Dukung Kebijakan Ketahanan Pangan dan Energi Prabowo, AKAR Ajukan 5 Saran Ini

Dukung Kebijakan Ketahanan Pangan dan Energi Prabowo, AKAR Ajukan 5 Saran Ini

Nasional | sindonews | Senin, 20 Januari 2025 - 14:57
share

Pemerintah berencana menyulap seluas 20 juta hektare (ha) hutan menjadi lahan untuk cadangan pangan, energi, dan air. Hal ini diungkapkan oleh Menteri Kehutanan (Menhut) Raja Juli Antoni usai rapat terbatas di kompleks Istana Kepresidenan Jakarta, Senin (30/12/2024) lalu.

Menurutnya, rencana itu guna memanfaatkan lahan hutan cadangan sebagai sumber ketahanan pangan, energi, dan air.

Menanggapi hal tersebut, Direktur Eksekutif AKAR Global Inisiatif, Erwin Basrin khawatir jika 20 juta hektare hutan akan memicu deforestasi dan kerusakan lingkungan jika dilakukan di kawasan hutan primer atau kawasan dengan keanekaragaman hayati tinggi.

“Hal ini akan mempercepat hilangnya hutan Indonesia yang sudah dalam kondisi kritis. Deforestasi ini akan memperburuk perubahan iklim, merusak ekosistem, dan mengancam spesies endemik. Pembukaan lahan dalam skala besar, jika tidak disertai pengelolaan yang hati-hati, dapat menyebabkan erosi, degradasi tanah, pencemaran air, dan gangguan siklus hidrologi. Ini pertimbangan dari segi ekologis yang ujungnya akan menyebabkan bencana ekologis,” tegas Erwin Basrin kepada wartawan, Senin (20/11/2025).

Meski demikian, jika kebijakan penyiapan 20 juta hektare hutan untuk cadangan pangan, air, dan energi akan tetap dilaksanakan, Direktur Eksekutif AKAR menyarankan agar tetap memperhatikan beberapa kondisi.

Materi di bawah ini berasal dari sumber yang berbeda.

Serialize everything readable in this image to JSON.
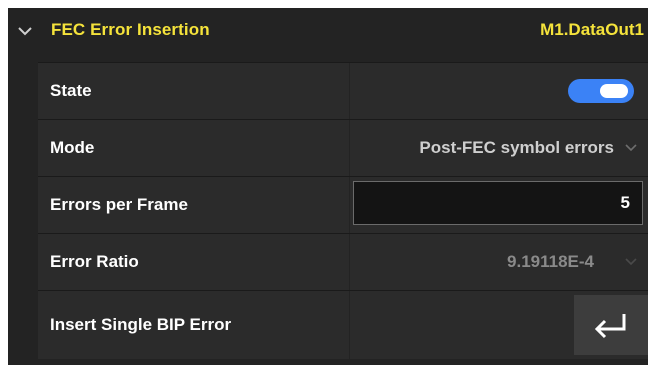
{
  "header": {
    "title": "FEC Error Insertion",
    "target": "M1.DataOut1",
    "expand_icon": "chevron-down-icon"
  },
  "rows": {
    "state": {
      "label": "State",
      "value": "on",
      "accent": "#3b82f6"
    },
    "mode": {
      "label": "Mode",
      "value": "Post-FEC symbol errors"
    },
    "errors_per_frame": {
      "label": "Errors per Frame",
      "value": "5"
    },
    "error_ratio": {
      "label": "Error Ratio",
      "value": "9.19118E-4"
    },
    "insert_bip": {
      "label": "Insert Single BIP Error",
      "button_icon": "enter-icon"
    }
  },
  "colors": {
    "title": "#f5e33b",
    "panel": "#232323",
    "cell": "#2b2b2b"
  }
}
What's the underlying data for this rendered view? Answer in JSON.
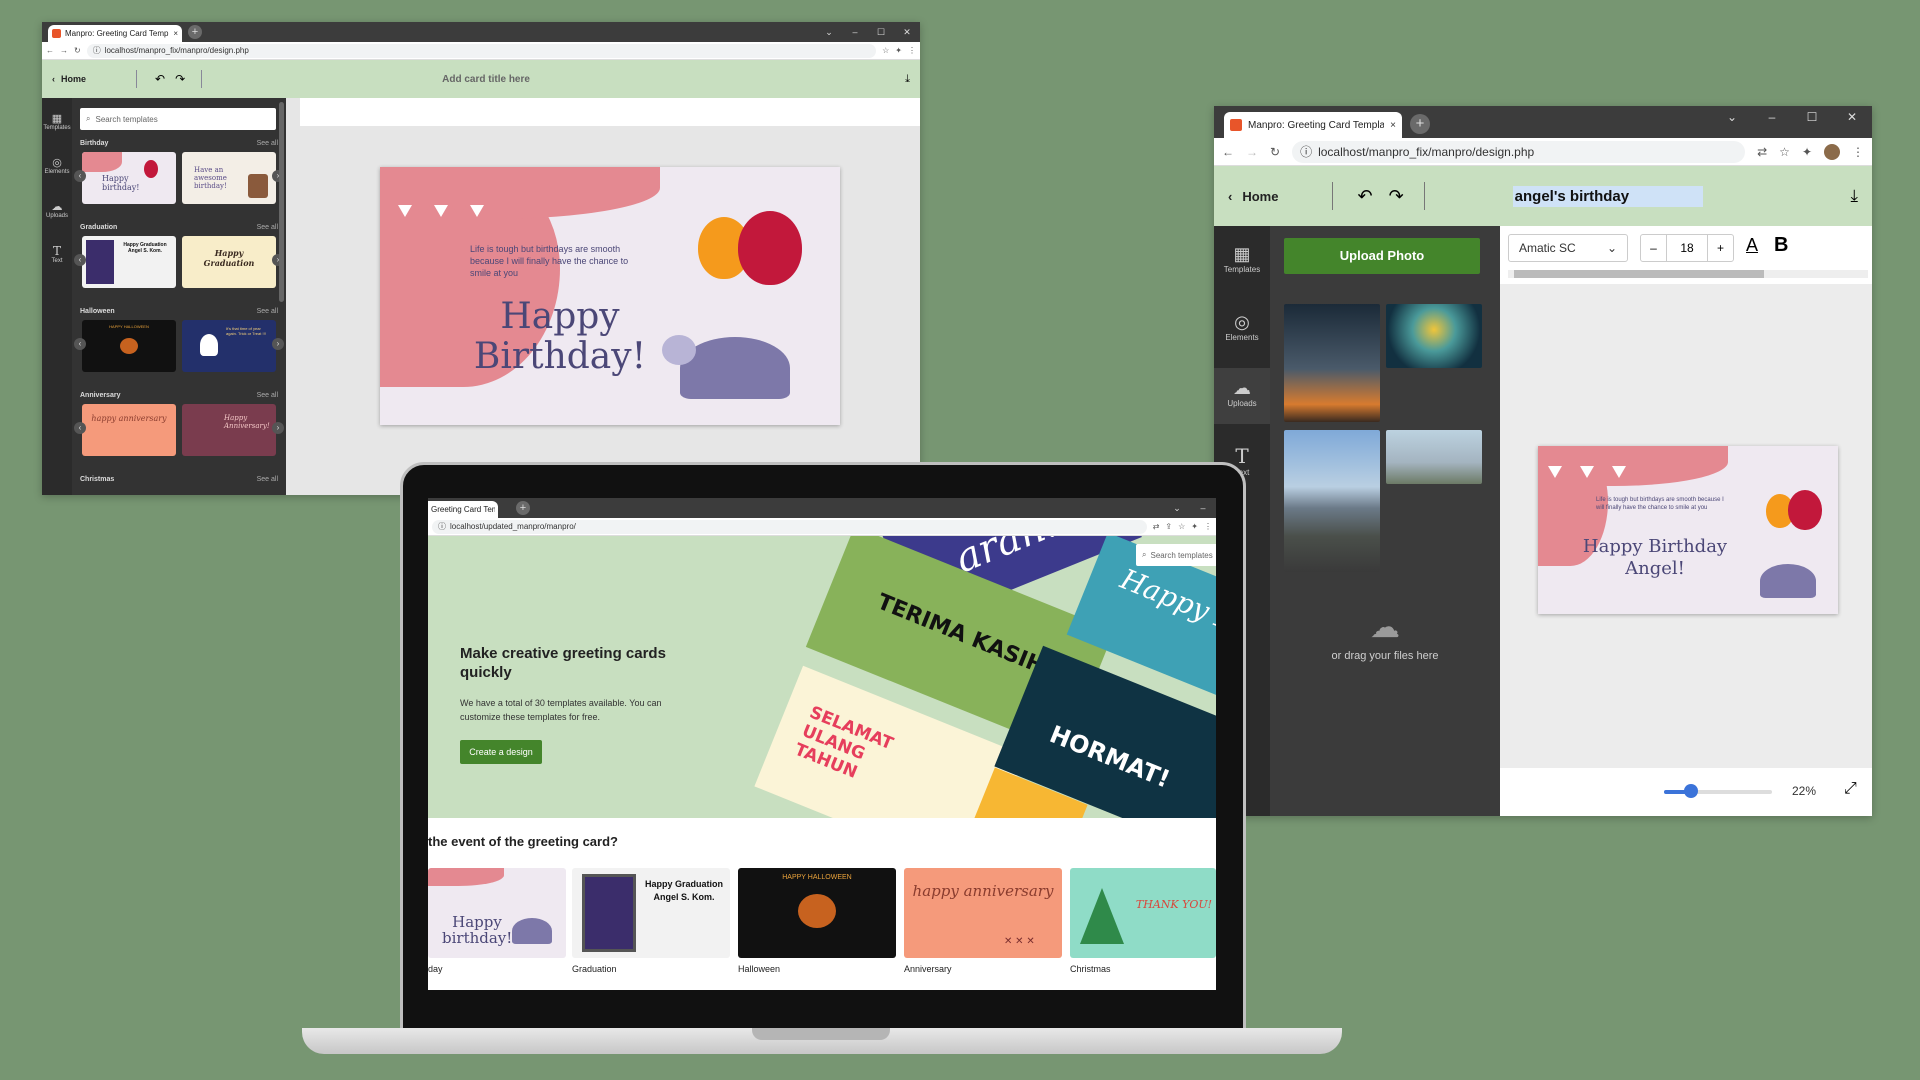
{
  "colors": {
    "bg": "#779672",
    "accent": "#44852b",
    "nav": "#c8dfc0",
    "dark": "#2b2b2b"
  },
  "w1": {
    "tab": "Manpro: Greeting Card Template",
    "url": "localhost/manpro_fix/manpro/design.php",
    "home": "Home",
    "title": "Add card title here",
    "search_placeholder": "Search templates",
    "sidebar": [
      {
        "icon": "templates-icon",
        "label": "Templates"
      },
      {
        "icon": "elements-icon",
        "label": "Elements"
      },
      {
        "icon": "uploads-icon",
        "label": "Uploads"
      },
      {
        "icon": "text-icon",
        "label": "Text"
      }
    ],
    "see_all": "See all",
    "sections": [
      {
        "name": "Birthday",
        "t1": "Happy birthday!",
        "t2": "Have an awesome birthday!"
      },
      {
        "name": "Graduation",
        "t1": "Happy Graduation Angel S. Kom.",
        "t2": "Happy Graduation"
      },
      {
        "name": "Halloween",
        "t1": "HAPPY HALLOWEEN",
        "t2": "It's that time of year again. Trick or Treat !!!"
      },
      {
        "name": "Anniversary",
        "t1": "happy anniversary",
        "t2": "Happy Anniversary!"
      },
      {
        "name": "Christmas"
      }
    ],
    "card": {
      "text": "Life is tough but birthdays are smooth because I will finally have the chance to smile at you",
      "title": "Happy Birthday!"
    }
  },
  "w2": {
    "tab": "Manpro: Greeting Card Template",
    "url": "localhost/manpro_fix/manpro/design.php",
    "home": "Home",
    "title": "angel's birthday",
    "sidebar": [
      {
        "icon": "templates-icon",
        "label": "Templates"
      },
      {
        "icon": "elements-icon",
        "label": "Elements"
      },
      {
        "icon": "uploads-icon",
        "label": "Uploads"
      },
      {
        "icon": "text-icon",
        "label": "Text"
      }
    ],
    "upload_button": "Upload Photo",
    "drag_text": "or drag your files here",
    "font": "Amatic SC",
    "font_size": "18",
    "zoom": "22%",
    "zoom_level": 0.25,
    "card": {
      "text": "Life is tough but birthdays are smooth because I will finally have the chance to smile at you",
      "title": "Happy Birthday Angel!"
    }
  },
  "w3": {
    "tab": "Greeting Card Template",
    "url": "localhost/updated_manpro/manpro/",
    "search_placeholder": "Search templates",
    "hero_title": "Make creative greeting cards quickly",
    "hero_text": "We have a total of 30 templates available. You can customize these templates for free.",
    "cta": "Create a design",
    "tiles": {
      "t1": "TERIMA KASIH",
      "t2": "SELAMAT ULANG TAHUN",
      "t3": "HORMAT!",
      "t4": "Happy B",
      "t5": "aran!"
    },
    "question": "the event of the greeting card?",
    "events": [
      {
        "label": "day",
        "text": "Happy birthday!"
      },
      {
        "label": "Graduation",
        "text": "Happy Graduation Angel S. Kom."
      },
      {
        "label": "Halloween",
        "text": "HAPPY HALLOWEEN"
      },
      {
        "label": "Anniversary",
        "text": "happy anniversary"
      },
      {
        "label": "Christmas",
        "text": "THANK YOU!"
      }
    ]
  }
}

“Pemerintah harus memprioritaskan pemanfaatan lahan terdegradasi atau lahan tidak produktif daripada membuka hutan primer atau kawasan dengan keanekaragaman hayati tinggi. Lahan terdegradasi yang sudah tidak lagi berfungsi optimal dapat dipulihkan dan dimanfaatkan untuk kebutuhan pangan atau energi tanpa memperburuk deforestasi,” saran Erwin.

Selanjutnya, Erwin berharap pemerintah memperhatikan perlindungan terhadap hak masyarakat adat dan lokal harus menjadi prioritas utama. Sebelum membuka lahan, pemerintah perlu melakukan pemetaan wilayah adat dan pengakuan hukum terhadap hak-hak mereka.

Keterlibatan aktif masyarakat adat dalam perencanaan, pelaksanaan, dan pengawasan kebijakan ini harus diwujudkan untuk mencegah konflik sosial dan pelanggaran hak asasi manusia.

“Pemerintah juga dapat menerapkan prinsip pengelolaan hutan berkelanjutan dalam kebijakan ini. Hal ini mencakup pemanfaatan sumber daya hutan dengan tetap menjaga keseimbangan ekosistem, melindungi habitat satwa liar, serta memastikan regenerasi hutan. Kebijakan ini harus didukung dengan regulasi yang ketat untuk mencegah eksploitasi berlebihan oleh pihak tertentu," harap Erwin lagi.

Selain itu, dirinya menyarankan agar pengawasan dan transparansi dalam pelaksanaan kebijakan harus diperkuat. Pemerintah perlu melibatkan pemantauan independen, baik dari LSM lingkungan, akademisi, maupun masyarakat sipil. Data terkait pembukaan lahan, alokasi penggunaan, dan dampaknya harus dapat diakses secara terbuka.

“Ini juga penting, pemerintah harus memastikan adanya kompensasi ekologis untuk setiap lahan yang dibuka. Salah satu caranya adalah dengan menanam kembali atau merehabilitasi kawasan hutan di wilayah lain yang telah rusak untuk menjaga keseimbangan karbon dan fungsi ekosistem,” papar Erwin.